Light emission paradox If we shake a electron back an forth we get light similarly but if go in the electrons frame the electrons is still and the rest is moving so what will we see it emits light or not
 A: It is not enough to describe "shake an electron". 
The electron is an elementary particle and follows the models of quantum mechanics.
An electron can be accelerated/decelerated and give off radiation by interacting with another particle or with a field. If in the laboratory, an electron radiates when it enters a region with a magnetic field, it will radiate when it is the magnetic field that moves, at the rest frame of the electron.
Take the Brehmssstrahlung Feynman diagrams for an electron decelerating in the electric  field of a nucleus:

By construction of the feynman  diagrams, the calculated crossections(probabilities of interaction happening) are Lorenz invariant so it does not matter if one thinks of the interaction in the center of mass of the electron.
When the acceleration/deceleration i.e. the interaction happens with a general electric or magnetic field,  one has to  to replace in the diagrams the nucleus with a model of the source of the field, in order to calculate the crossection, and again the frame makes no difference to the calculation by construction of the theory. The theory describes data very successfully.
A: Sitting on a shaked electron you will


*

*feel an acceleration forth and back and 

*You will see not only the emitted electrons but also the electrons which shake the electron and get after this absorbed by the electron.

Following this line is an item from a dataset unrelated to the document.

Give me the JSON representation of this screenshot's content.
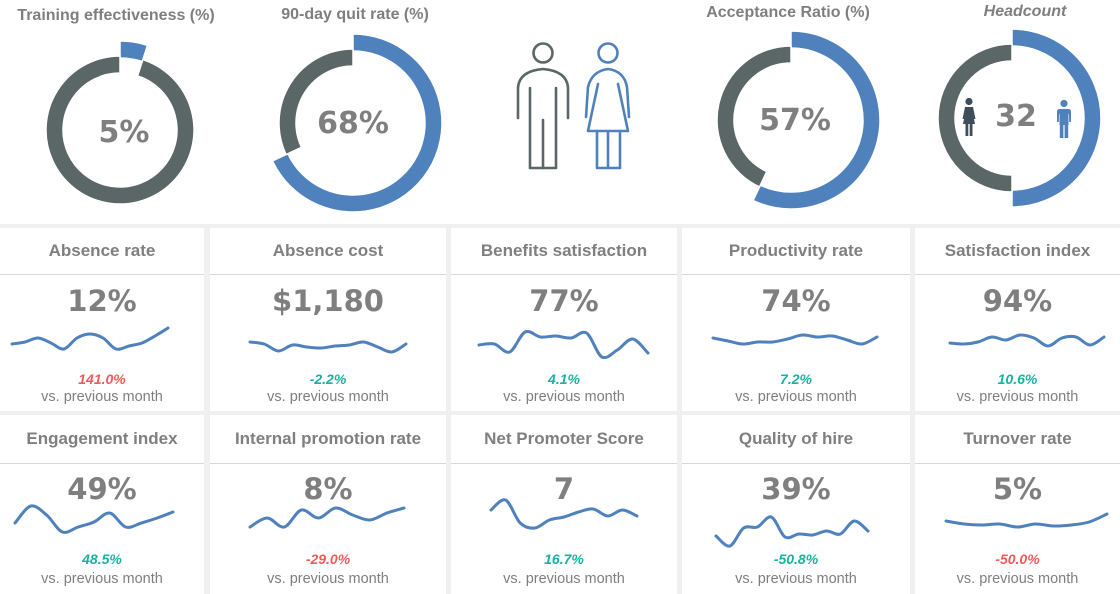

if go in the electrons frame the electrons is still and the rest is moving so what will we see it emits light...

Since you feel an acceleration you are not in a stationary frame of reference and not stand still. In any case, being on the electron or not, you will see the emitted light.
A: 
If we shake a electron back an forth we get light similarly but if go in the electrons frame the electrons is still and the rest is moving so what will we see it emits light or not

There is no inertial rest frame for an oscillating particle as it is nearly always accelerating [e.g., simple harmonic oscillator or SHO has $a \propto \cos{\left( \omega t \right)}$].  Thus, it would nearly always emit electromagnetic radiation, since the power emitted is proportional to the acceleration squared.  This is given by the Larmor formula where:
$$
P = \frac{ 2 }{ 3 } \frac{ e^{2} \ a^{2} }{ 4 \ \pi \ \varepsilon_{o} \ c^{3} }
$$
where $e$ is the fundamental charge, $\varepsilon_{o}$ is the permittivity of free space, $c$ is the speed of light in vacuum, and $a$ is the magnitude of the acceleration.
For SHO the power would go as $P \propto \cos^{2}{\left( \omega t \right)}$, where $\omega$ is the angular frequency at which you "shake" the electron.  Though there are very specific, infinitesimally short times when $P \rightarrow 0$ corresponding to $\omega t = \tfrac{n \ \pi}{2}$, where $n = 1, 2, ..., N$,  one can safely say that a "shaking" electron would always emit electromagnetic radiation.
A: If we are talking about classical electromagnetism then an observer "riding with" the oscillating charge is in the near field of the electromagnetic field. The near field region is where the electric and magnetic fields self couple or have a self-impedance so that transmitted and self-reflected waves partially cancel out. For this reason the field near the oscillating charge or antenna with an oscillating current is approximately static. This happens in a region defined by the Fraunhofer distance $d~=~2D/\lambda$, where $D$ is the diameter or length of the antenna. 
For a classical theory of the electron we can take the classical radius of the electron. This is 
$$
r_{cl}~=~\frac{e^2}{4\pi\epsilon_0mc^2}.
$$
This can be derived by considering the energy of the electron as $mc^2~=~e\Phi$ for $\Phi$ the classical field. This is about $2.82\times 10^{-13}cm$. Hence for an electron emitting a IR photon with $\lambda~=~10^6m$ or a micron, we have then that $d~=~5.64\times 10^{-7}m$. This is close to half the wavelength of the emitted photon, which is about what we might expect. it also corresponds pretty well with a Nyquist criterion. 
As Anna V writes the full theory is quantum mechanical or quantum electrodynamic. We also have to consider that an observer on the frame of the electron will not observe EM radiation, at least not classically, but the observer will also detect the fact they are not on an inertial frame. So the observer or probe would detect that though the fields are absent there must be propagating radiation in the far field region.